Padahal, suasana batin rakyat yang mulai kecewa adalah lahan subur bagi provokasi. Karena itu, jika tidak segera diatasi, rakyat bisa berubah menjadi air bah dan membobol tanggul kekuasaan. Pemicu utama adalah lapar, pengangguran serta hukum tidak adil.
Seorang pemimpin yang baik adalah yang menyadari bahwa kekuasaan yang dipegangnya adalah milik publik. Seperti, yang dicontohkan sosok Bung Hatta, ia tidak pernah mengambil keuntungan pribadi, baik sebagai wakil presiden/perdana menteri maupun saat pensiun, beliau tetap menjaga nama besar.
Seandainya Bung Hatta, mengetahui kebijakan yang tak berbanding lurus dengan kondisi rakyat, dipastikan ia berjalan tertunduk malu dan pastinya mengelus dada, miris dengan keputusan tersebut. Sebuah cerita, dikarenakan keinginan beliau dengan sepatu Balley, ia menyimpan guntingan iklan sepatu Balley dikoran dalam lipatan buku. Lama tidak kesampaian keinginannya sepatu itu, padahal pejabat Negara “sekelas” Hatta, siapa yang tidak ingin menghadiai beliau, kalau ia mau mengaku.
Betapa sederhananya Bung Hatta. Sepakat atau tidak, nama besar beliau saat ini nampaknya tinggal bentuk artefaknya saja, bahkan di jalan protokol masih terpampang namanya, akan tetapi, makna nilai kepribadiannya, kesederhanaanya, pemikirannya jauh di kontekstualisasikan oleh penguasa sekarang.

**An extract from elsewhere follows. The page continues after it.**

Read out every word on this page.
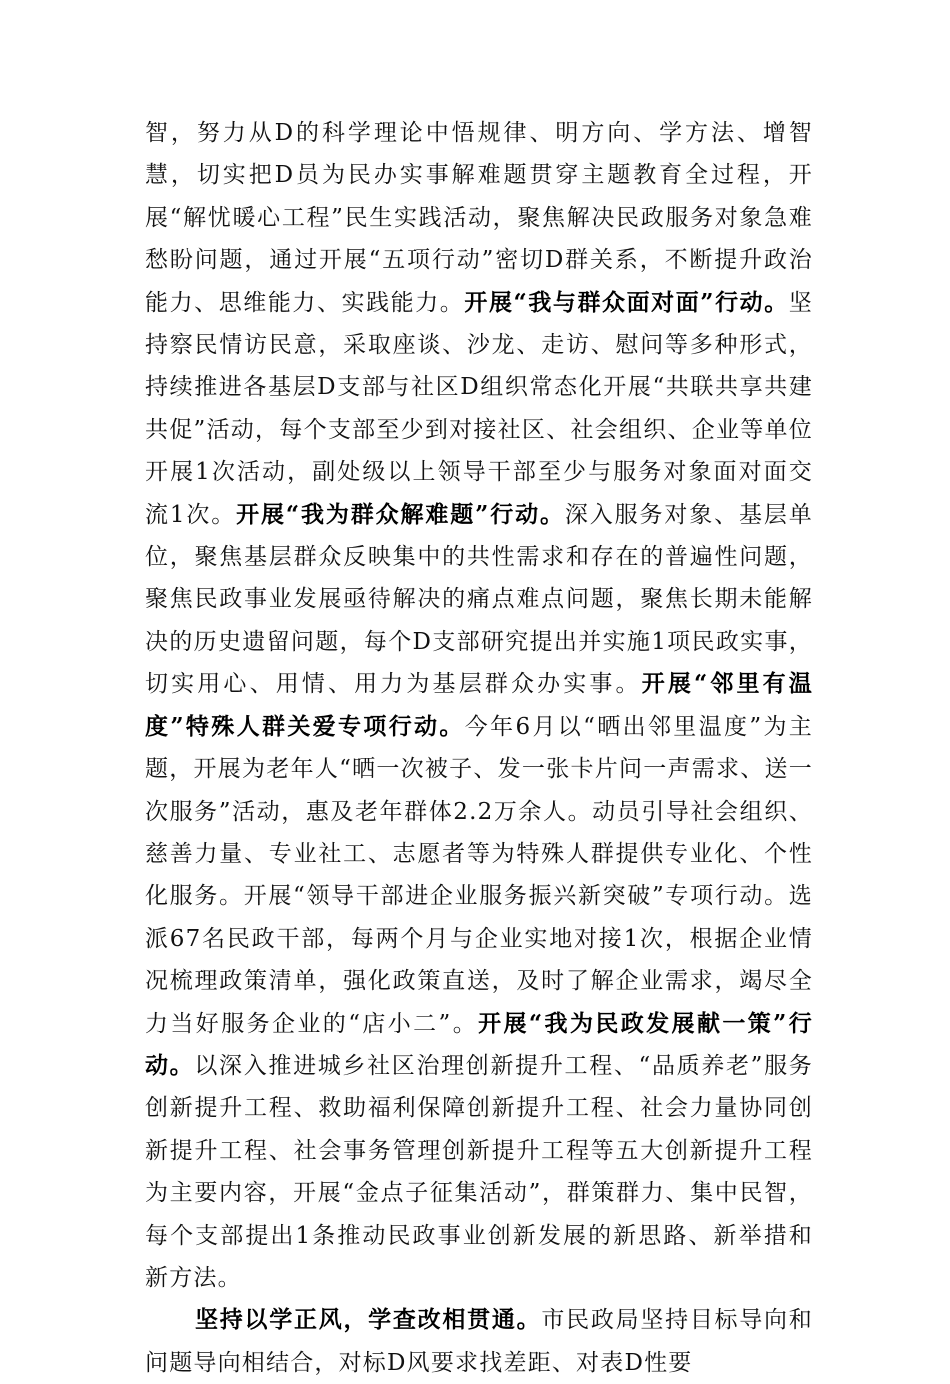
智，努力从D的科学理论中悟规律、明方向、学方法、增智慧，切实把D员为民办实事解难题贯穿主题教育全过程，开展“解忧暖心工程”民生实践活动，聚焦解决民政服务对象急难愁盼问题，通过开展“五项行动”密切D群关系，不断提升政治能力、思维能力、实践能力。开展“我与群众面对面”行动。坚持察民情访民意，采取座谈、沙龙、走访、慰问等多种形式，持续推进各基层D支部与社区D组织常态化开展“共联共享共建共促”活动，每个支部至少到对接社区、社会组织、企业等单位开展1次活动，副处级以上领导干部至少与服务对象面对面交流1次。开展“我为群众解难题”行动。深入服务对象、基层单位，聚焦基层群众反映集中的共性需求和存在的普遍性问题，聚焦民政事业发展亟待解决的痛点难点问题，聚焦长期未能解决的历史遗留问题，每个D支部研究提出并实施1项民政实事，切实用心、用情、用力为基层群众办实事。开展“邻里有温度”特殊人群关爱专项行动。今年6月以“晒出邻里温度”为主题，开展为老年人“晒一次被子、发一张卡片问一声需求、送一次服务”活动，惠及老年群体2.2万余人。动员引导社会组织、慈善力量、专业社工、志愿者等为特殊人群提供专业化、个性化服务。开展“领导干部进企业服务振兴新突破”专项行动。选派67名民政干部，每两个月与企业实地对接1次，根据企业情况梳理政策清单，强化政策直送，及时了解企业需求，竭尽全力当好服务企业的“店小二”。开展“我为民政发展献一策”行动。以深入推进城乡社区治理创新提升工程、“品质养老”服务创新提升工程、救助福利保障创新提升工程、社会力量协同创新提升工程、社会事务管理创新提升工程等五大创新提升工程为主要内容，开展“金点子征集活动”，群策群力、集中民智，每个支部提出1条推动民政事业创新发展的新思路、新举措和新方法。

坚持以学正风，学查改相贯通。市民政局坚持目标导向和问题导向相结合，对标D风要求找差距、对表D性要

Kecintaan beliau kepada tanah air sunggu luar biasa, sehingga menimbulkan firasat-firasat, jauh kedepan meskipun ia bukan paranormal, firasat atau ramalan beliau mengatakan “Bila Indonesia sudah merdeka, rakyat tetap tertindas oleh yang berkuasa”. Kini, apakah ramalan Hatta menjadi kenyataan? Jawabannya terserah anda.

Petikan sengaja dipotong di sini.